The command validates changed source files with stable JSON and agent-friendly exit codes. It is local, deterministic for current worktree inputs, and does not publish, install packages, run wrapper tools, or edit source files. Codex coverage is limited to its current hook interception boundary for supported tool calls.

opcore check --changed --json works in a freshly git init repo with no commits; it treats the empty baseline as the comparison base.

Coverage

  • TypeScript and JavaScript: deep graph-backed and validation signals for syntax, types, imports, relevant tests, dead exports, and graph structure when facts are available.
  • Rust: useful validation and toolchain signals for source hygiene, oversized files, module evidence, cargo, fmt, clippy, rustdoc, and optional-tool evidence when available.
  • Python: experimental degraded-honest validation for graph-backed .py/.pyi structure, untested modules, dead exports, syntax, and source-hygiene; python.types depends on mypy or pyright and reports missing tools as degraded.
  • Other non-TS/JS/Rust/Python languages: counted and reported as unsupported; Opcore does not invent findings or ratings for files it cannot assess.

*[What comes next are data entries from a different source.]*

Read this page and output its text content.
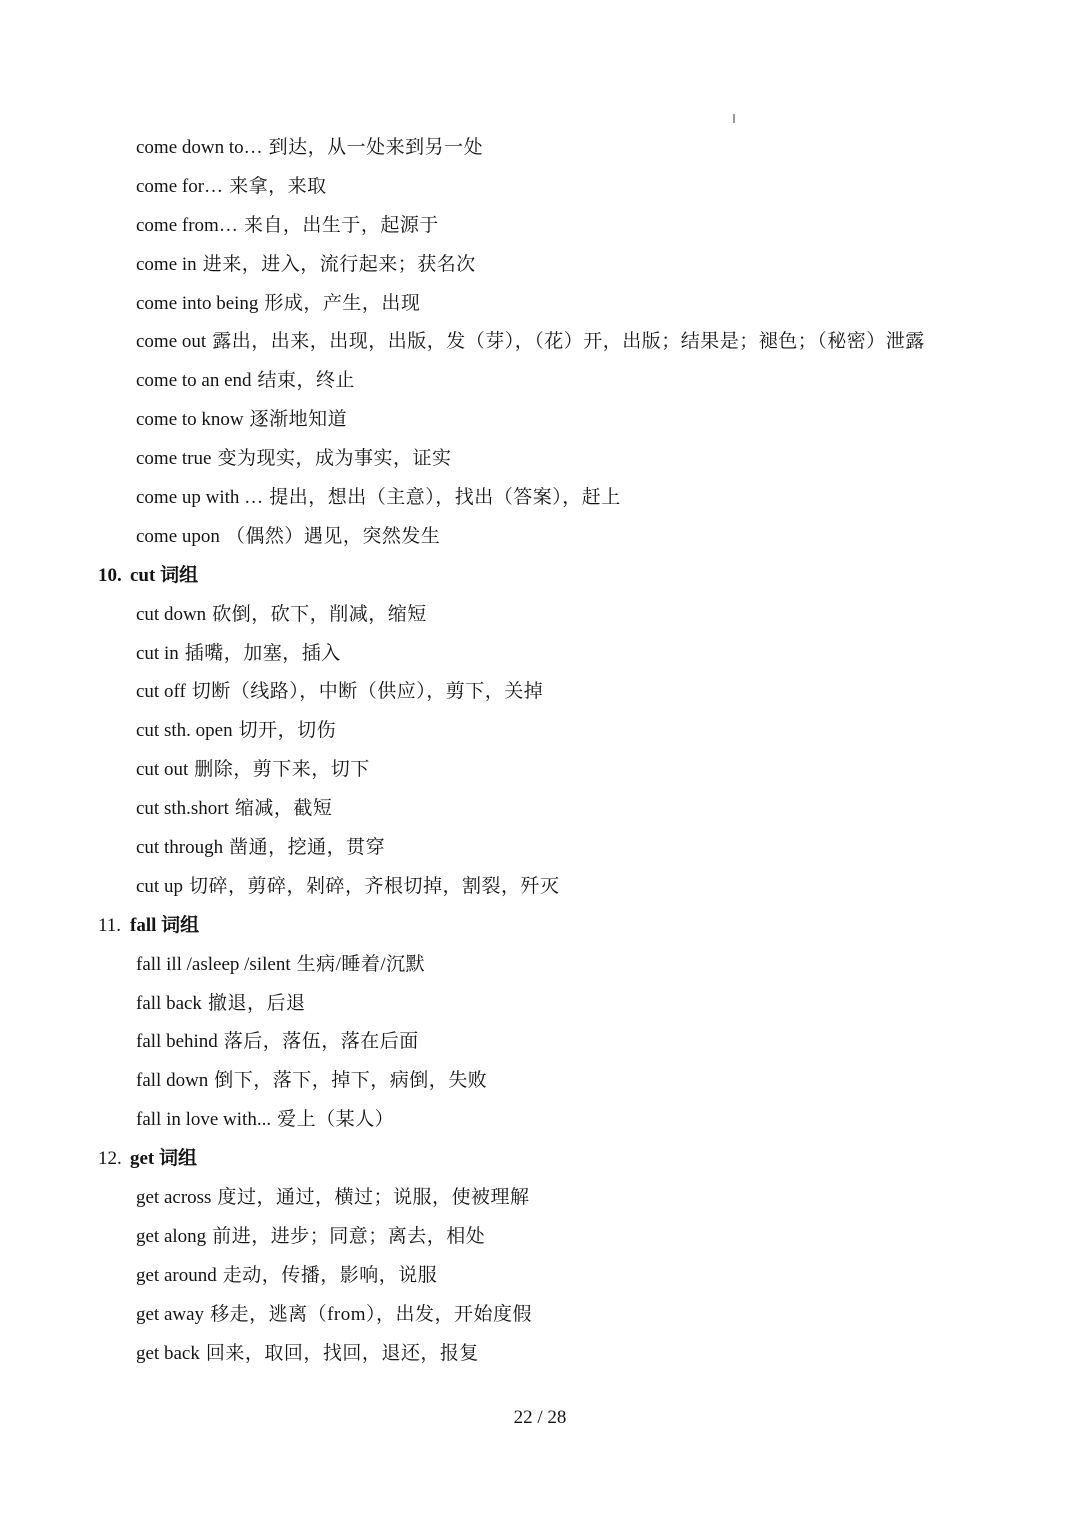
come down to… 到达，从一处来到另一处
come for… 来拿，来取
come from… 来自，出生于，起源于
come in 进来，进入，流行起来；获名次
come into being 形成，产生，出现
come out 露出，出来，出现，出版，发（芽），（花）开，出版；结果是；褪色；（秘密）泄露
come to an end 结束，终止
come to know 逐渐地知道
come true 变为现实，成为事实，证实
come up with … 提出，想出（主意），找出（答案），赶上
come upon （偶然）遇见，突然发生
10. cut 词组
cut down 砍倒，砍下，削减，缩短
cut in 插嘴，加塞，插入
cut off 切断（线路），中断（供应），剪下，关掉
cut sth. open 切开，切伤
cut out 删除，剪下来，切下
cut sth.short 缩减，截短
cut through 凿通，挖通，贯穿
cut up 切碎，剪碎，剁碎，齐根切掉，割裂，歼灭
11. fall 词组
fall ill /asleep /silent 生病/睡着/沉默
fall back 撤退，后退
fall behind 落后，落伍，落在后面
fall down 倒下，落下，掉下，病倒，失败
fall in love with... 爱上（某人）
12. get 词组
get across 度过，通过，横过；说服，使被理解
get along 前进，进步；同意；离去，相处
get around 走动，传播，影响，说服
get away 移走，逃离（from），出发，开始度假
get back 回来，取回，找回，退还，报复
22 / 28
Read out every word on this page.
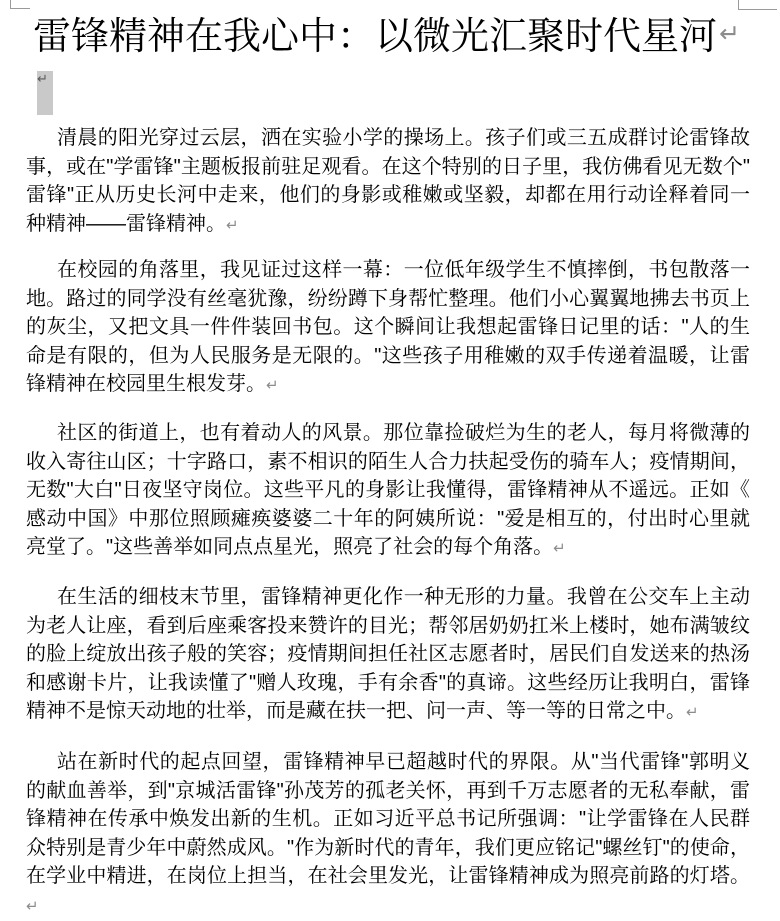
雷锋精神在我心中：以微光汇聚时代星河↵
↵

清晨的阳光穿过云层，洒在实验小学的操场上。孩子们或三五成群讨论雷锋故事，或在"学雷锋"主题板报前驻足观看。在这个特别的日子里，我仿佛看见无数个"雷锋"正从历史长河中走来，他们的身影或稚嫩或坚毅，却都在用行动诠释着同一种精神——雷锋精神。↵

在校园的角落里，我见证过这样一幕：一位低年级学生不慎摔倒，书包散落一地。路过的同学没有丝毫犹豫，纷纷蹲下身帮忙整理。他们小心翼翼地拂去书页上的灰尘，又把文具一件件装回书包。这个瞬间让我想起雷锋日记里的话："人的生命是有限的，但为人民服务是无限的。"这些孩子用稚嫩的双手传递着温暖，让雷锋精神在校园里生根发芽。↵

社区的街道上，也有着动人的风景。那位靠捡破烂为生的老人，每月将微薄的收入寄往山区；十字路口，素不相识的陌生人合力扶起受伤的骑车人；疫情期间，无数"大白"日夜坚守岗位。这些平凡的身影让我懂得，雷锋精神从不遥远。正如《感动中国》中那位照顾瘫痪婆婆二十年的阿姨所说："爱是相互的，付出时心里就亮堂了。"这些善举如同点点星光，照亮了社会的每个角落。↵

在生活的细枝末节里，雷锋精神更化作一种无形的力量。我曾在公交车上主动为老人让座，看到后座乘客投来赞许的目光；帮邻居奶奶扛米上楼时，她布满皱纹的脸上绽放出孩子般的笑容；疫情期间担任社区志愿者时，居民们自发送来的热汤和感谢卡片，让我读懂了"赠人玫瑰，手有余香"的真谛。这些经历让我明白，雷锋精神不是惊天动地的壮举，而是藏在扶一把、问一声、等一等的日常之中。↵

站在新时代的起点回望，雷锋精神早已超越时代的界限。从"当代雷锋"郭明义的献血善举，到"京城活雷锋"孙茂芳的孤老关怀，再到千万志愿者的无私奉献，雷锋精神在传承中焕发出新的生机。正如习近平总书记所强调："让学雷锋在人民群众特别是青少年中蔚然成风。"作为新时代的青年，我们更应铭记"螺丝钉"的使命，在学业中精进，在岗位上担当，在社会里发光，让雷锋精神成为照亮前路的灯塔。↵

Metric output is named evidence and deltas.

Command Reference

opcore
opcore --repo .
opcore status
opcore install
opcore install --global
opcore install --repo . --yes
opcore uninstall --yes
opcore check --changed --json
opcore check --staged --json
opcore measure
opcore measure --repo .
opcore try
  • opcore scans read-only, prints Coverage before Findings, and writes only .opcore/report.json, .opcore/history.jsonl, and bounded .opcore/telemetry.jsonl.
  • opcore status reports activation readiness without running scans, installs, setup, checks, wrappers, or writes.
  • opcore install is scan-first and ask-before-write on a TTY; approved setup merges Claude Code/Codex write-gate hooks without clobbering existing hooks.
  • opcore check --changed --json and opcore check --staged --json are manual agent gates for source changes.
  • opcore measure reads existing metric artifacts and reports named deltas.
  • opcore try creates local sample repos and runs the demo loop without publishing anything.

Platform Support

Package artifacts target darwin-arm64, darwin-x64, and linux-x64 with Node >=22. Unsupported platforms return typed degraded status instead of crashing.

Advanced ASP Provider Note

Providers assess; ASP hosts decide. The opcore package exposes both opcore and opcore-asp-provider. Provider output is evidence for the host to evaluate, not authority to decide policy, enforce gates, or apply changes.

Private ASP hosts may launch the bundled provider with opcore-asp-provider --stdio.